Proc. SPIE. 4715, Unmanned Ground Vehicle Technology IV
KEYWORDS: Defense and security, Sensors, Robotics, Control systems, Fluorescence correlation spectroscopy, Defense technologies, Control systems design, Commercial off the shelf technology, Prototyping, Unmanned ground vehicles
The Defense Advanced Research Projects Agency (DARPA) and the US Army (ASAALT) have jointly funded several FCS research initiatives in ground robotics. The Unmanned Ground Combat Vehicle (UGCV) and Perception for Off-Road Mobility (PerceptOR) programs are the major elements of this joint ground robotic effort. These programs were initiated in fiscal year 2001 and have progressed through their first phase. The UGCV program, now in Phase IB, has downselected from 11 concepts designs to 4. Phase IB focuses on detailed design of teams' concepts in anticipation of the prototype construction Phase II and initial vehicle roll-out near the end of the 2002 calendar year. This paper highlights program findings to date as a result of the initial phase, and illustrates plans for Phase II prototype testing. The PerceptOR program, currently in Phase II, has completed its Phase I which involved development of a perception system for operation on a commercial All Terrain Vehicle. This paper describes the effort of the first phase, and outlines the plans for vehicle testing in Phases II and III.

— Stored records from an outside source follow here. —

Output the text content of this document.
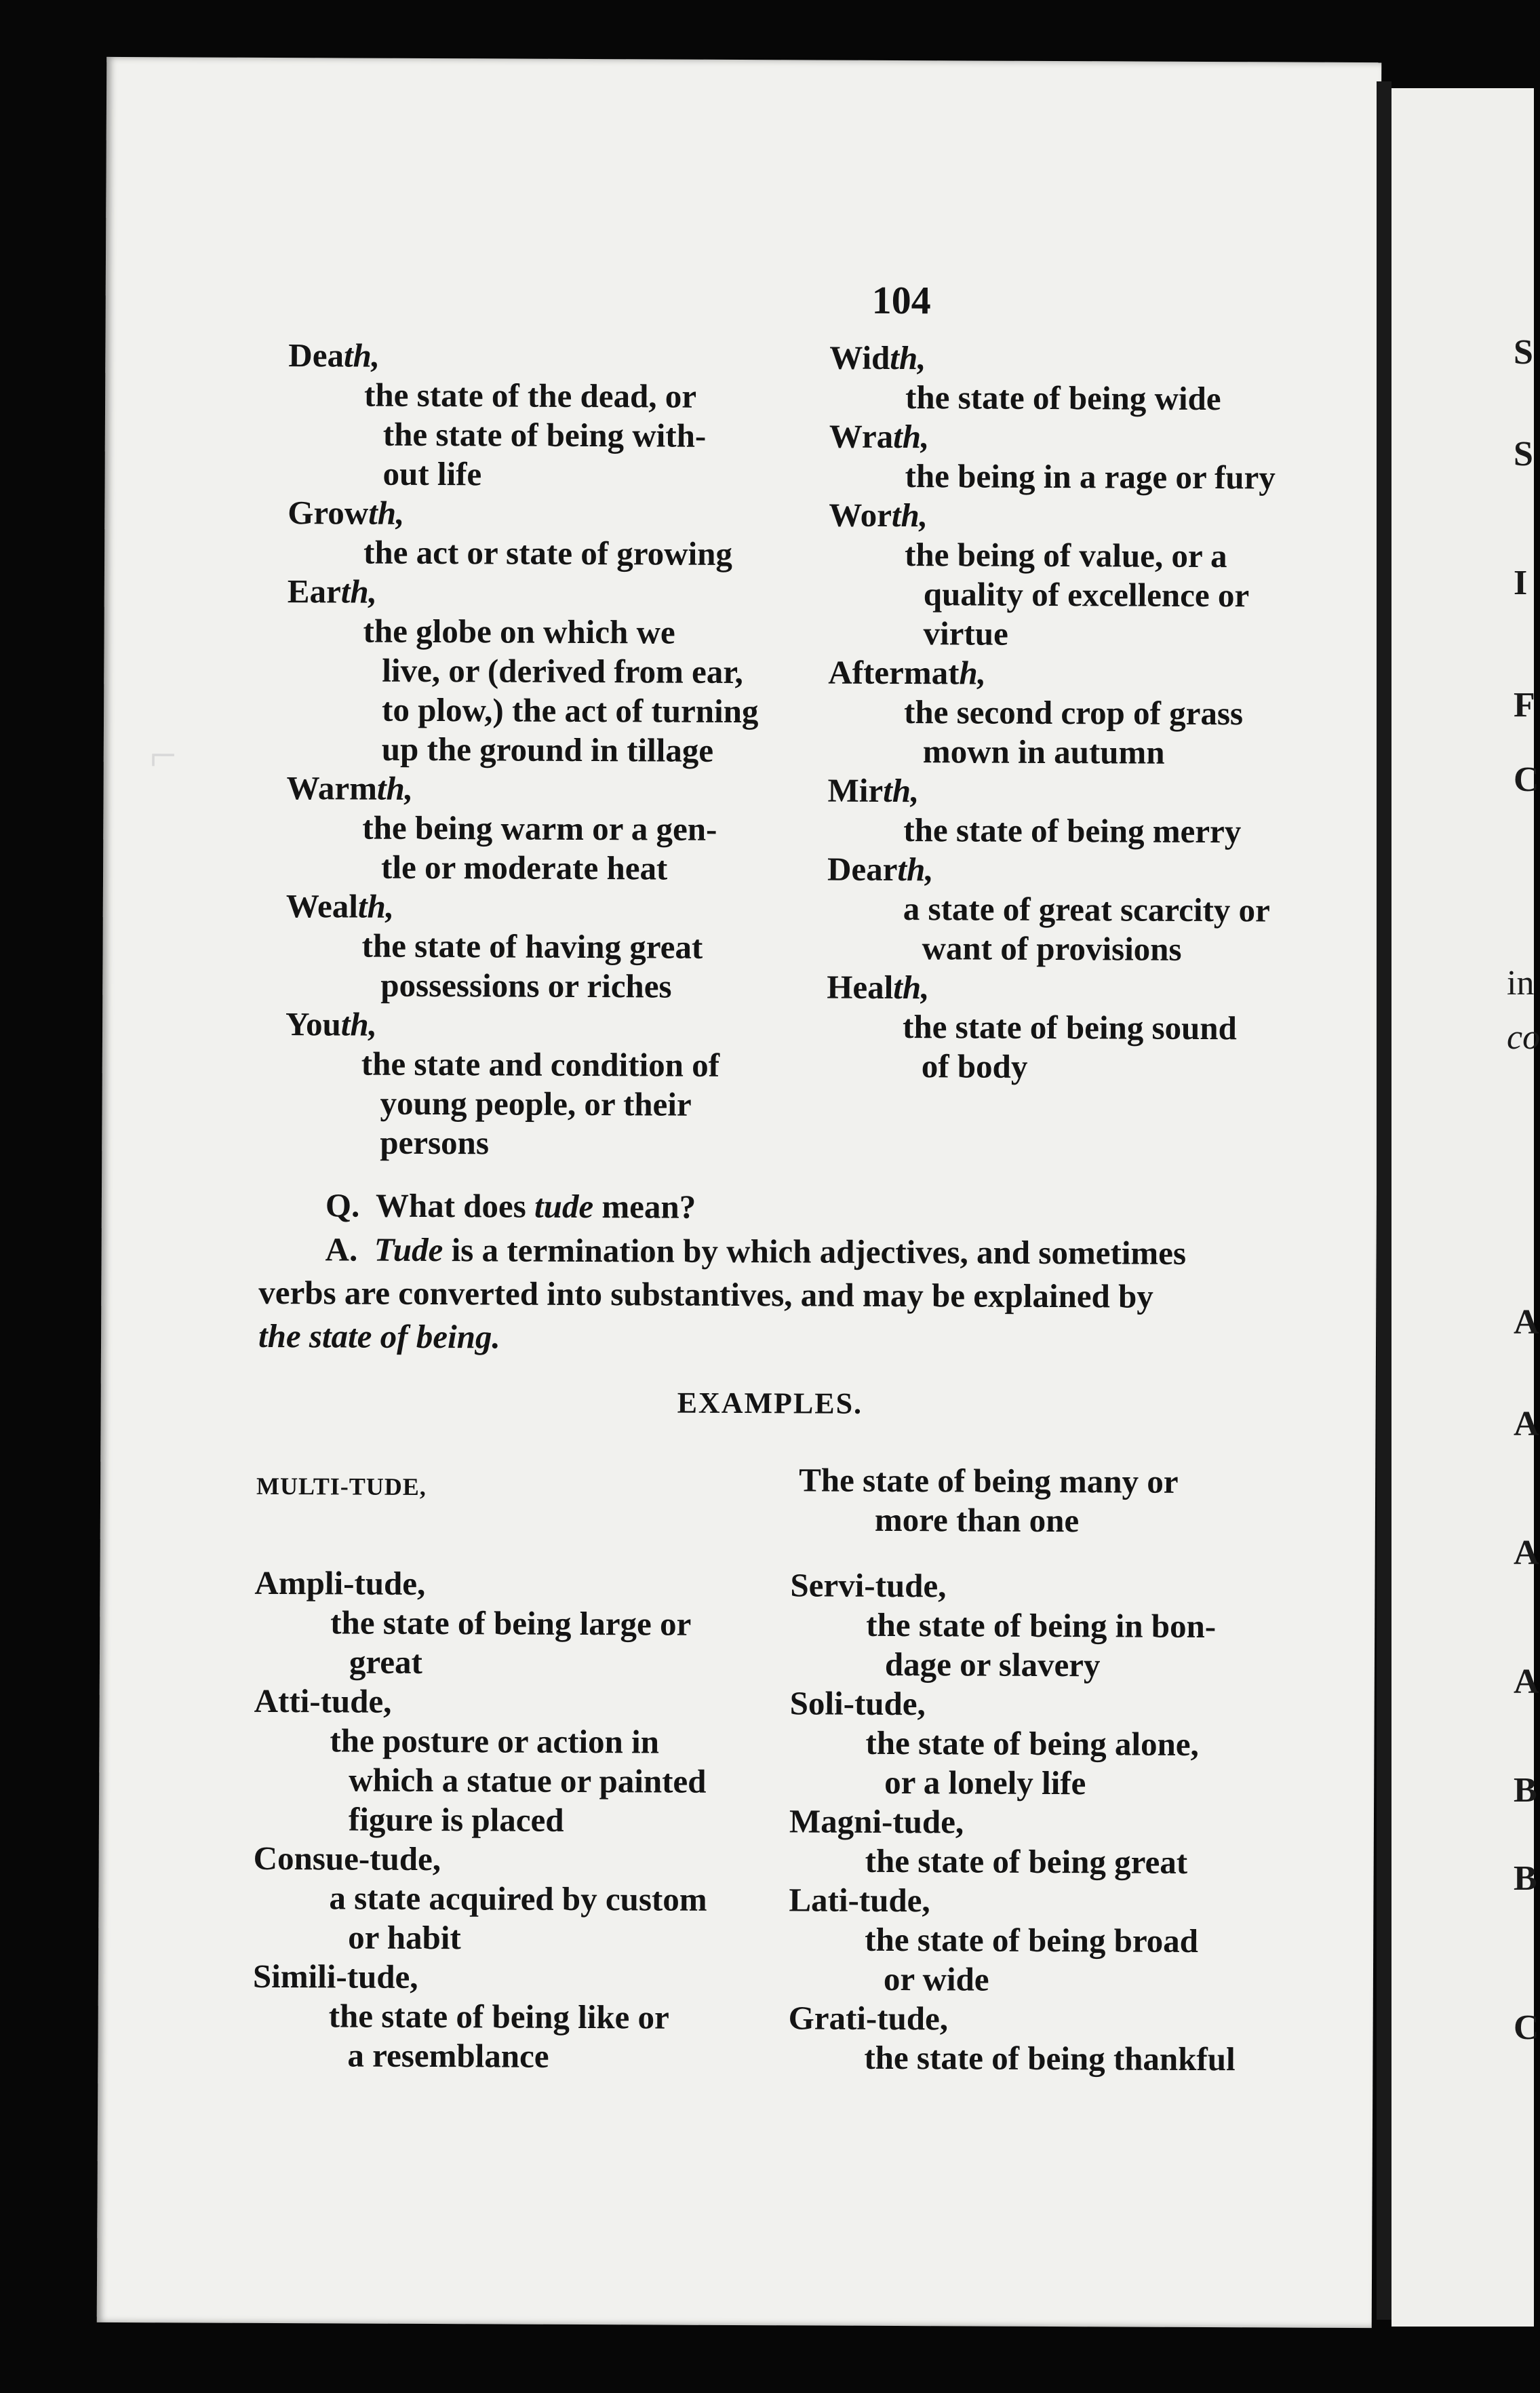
⌐
104
Death,
the state of the dead, or
the state of being with-
out life
Growth,
the act or state of growing
Earth,
the globe on which we
live, or (derived from ear,
to plow,) the act of turning
up the ground in tillage
Warmth,
the being warm or a gen-
tle or moderate heat
Wealth,
the state of having great
possessions or riches
Youth,
the state and condition of
young people, or their
persons
Width,
the state of being wide
Wrath,
the being in a rage or fury
Worth,
the being of value, or a
quality of excellence or
virtue
Aftermath,
the second crop of grass
mown in autumn
Mirth,
the state of being merry
Dearth,
a state of great scarcity or
want of provisions
Health,
the state of being sound
of body
Q. What does tude mean?
A. Tude is a termination by which adjectives, and sometimes
verbs are converted into substantives, and may be explained by
the state of being.
EXAMPLES.
MULTI-TUDE,	The state of being many or
more than one
Ampli-tude,
the state of being large or
great
Atti-tude,
the posture or action in
which a statue or painted
figure is placed
Consue-tude,
a state acquired by custom
or habit
Simili-tude,
the state of being like or
a resemblance
Servi-tude,
the state of being in bon-
dage or slavery
Soli-tude,
the state of being alone,
or a lonely life
Magni-tude,
the state of being great
Lati-tude,
the state of being broad
or wide
Grati-tude,
the state of being thankful
S
S
I
F
C
in
co
A
A
A
A
B
B
C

As a study in late 1999, and subsequently as an official program in early 2000, the Army and DARPA agreed to jointly fund a research effort which became known as Future Combat Systems (FCS) to fast track the introduction of new capability to our ground forces which were increasingly being asked to respond rapidly to hostile situations around the world. The Chief of Staff of the Army clearly articulated this crucial need in his thrust to make the light forces more lethal and the heavy forces more deployable. The DARPA/Army agreement consisted of two parts: a) program to have industry lead teams develop concepts for how the FCS would be composed and integrated and b) a series of technology development programs which were expected to generate potentially radical improvements in the overall effectiveness of the FCS concept. Two of these technology development programs were directly related to ground vehicle robotics, and evolved by the end of 2000 to be the Unmanned Ground Combat Vehicle (UGCV) and Perception for Off-road Robotics (PerceptOR) programs. These programs and the underlying assumptions are described in this paper.